A clínica racializada e a formação profissional

Alessandra destaca que a principal potência do encontro entre um profissional negro, no papel de cuidador, e um paciente negro reside no processo de identificação. Ela ressalta, no entanto, que esse encontro precisa ocorrer no contexto de uma clínica racializada. “A demanda racial precisa estar colocada no lugar do profissional também, porque não são todos os profissionais negros que estão preparados para conduzir uma clínica racializada. A potência desse encontro está colocada no lugar do aquilombamento”, explica.

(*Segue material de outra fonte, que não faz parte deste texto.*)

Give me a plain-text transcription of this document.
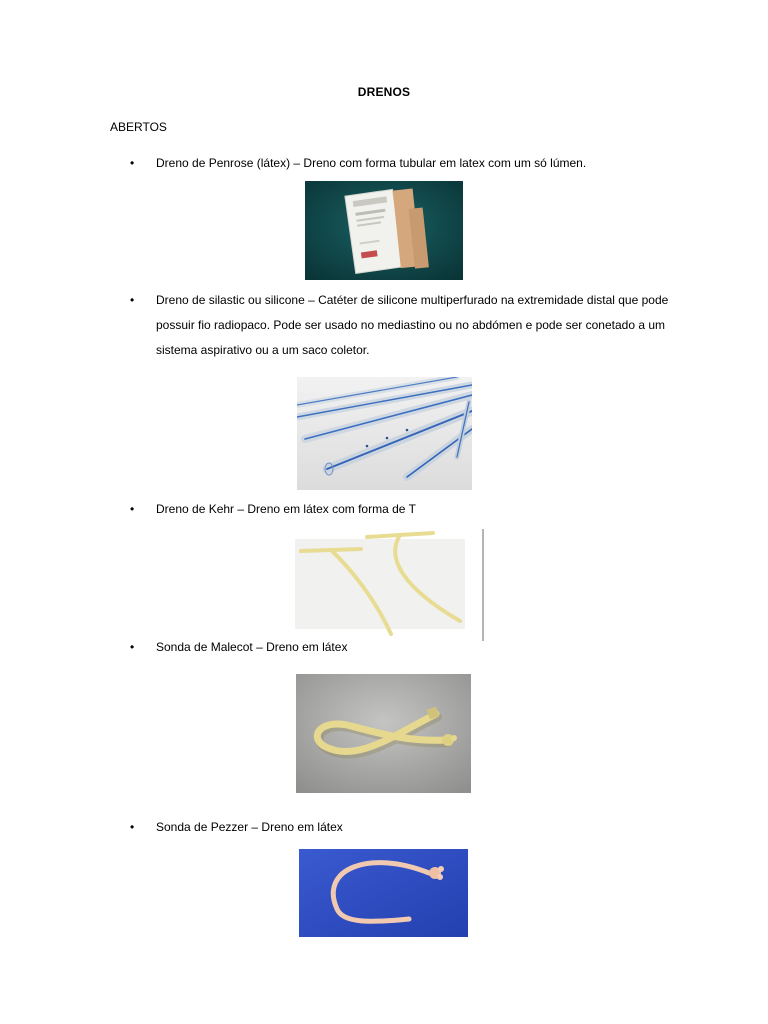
DRENOS
ABERTOS
•	Dreno de Penrose (látex) – Dreno com forma tubular em latex com um só lúmen.
•	Dreno de silastic ou silicone – Catéter de silicone multiperfurado na extremidade distal que pode possuir fio radiopaco. Pode ser usado no mediastino ou no abdómen e pode ser conetado a um sistema aspirativo ou a um saco coletor.
•	Dreno de Kehr – Dreno em látex com forma de T
•	Sonda de Malecot – Dreno em látex
•	Sonda de Pezzer – Dreno em látex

Para criar uma ponte entre pacientes que buscam terapia com profissionais negros e psicólogos que atuam em clínicas racializadas, surgiu a plataforma Pra Preto Psi, fundada pelas psicólogas e pesquisadoras Bárbara Borges e Francinai Gomes. A ideia é oferecer um espaço de cuidado especializado para a população negra, onde o racismo é tratado não como um detalhe, mas como uma questão central no processo de cura e autoconhecimento.

Andressa é uma das psicólogas participantes do projeto e conta que entrou nele logo após terminar a faculdade. Ela sentia uma grande inquietação sobre a abordagem psicológica e questionava bastante as práticas tradicionais. Desde a faculdade, já sabia que queria ter um foco maior em atender pessoas pretas.

“Queria entender essas demandas na prática, me voltar para esse público, mas não era possível fazer esse recorte na minha cidade. Como a habilidade de atender pessoas de todo o Brasil se tornou viável, foi possível colocar meu trabalho em prática. Encontrei o início do projeto e, desde o primeiro ciclo, percebi que a proposta delas era exatamente o que eu tentava fazer, e eu não precisava fazer isso sozinha. Encontrei outras pessoas tentando a mesma coisa”, enfatiza.

Na plataforma online, o paciente encontra uma lista de profissionais negros credenciados, bem como suas biografias, abordagens, informações do CRP, localidade e valores das sessões. Também há formas de contato. A “Pra Preto Psi” foi criada quando as fundadoras ainda estavam na faculdade e destaca a importância do espaço acadêmico como um pilar fundamental para o profissional que deseja seguir uma psicologia racializada.

Alessandra Lopes também se inscreveu na plataforma durante o primeiro ciclo. “Minha iniciação no debate racial na clínica de psicologia começou muito antes da minha inscrição no Pra Preto Psi. Na verdade, aquilo foi um encontro. O primeiro ciclo me surgiu e eu senti que era uma forma de me conectar a outros profissionais negros na psicologia, fortalecendo a própria rede de sujeitos, sejam profissionais ou pacientes, nesse foco”, pontua.

A plataforma é uma das formas de melhor debater o recorte racial na psicologia, que infelizmente não é amplamente discutido na formação acadêmica. “A formação em psicologia no Brasil ainda reproduz muitos moldes conservadores e coloniais. Há algum tempo, falávamos disso sustentados na ideia de que estávamos começando a olhar para essa pauta, mas hoje já não é essa a realidade. Temos pesquisas, núcleos de pesquisa, grupos, especializações, mestrado e doutorado que estão abordando isso de forma massiva”, aponta Alessandra.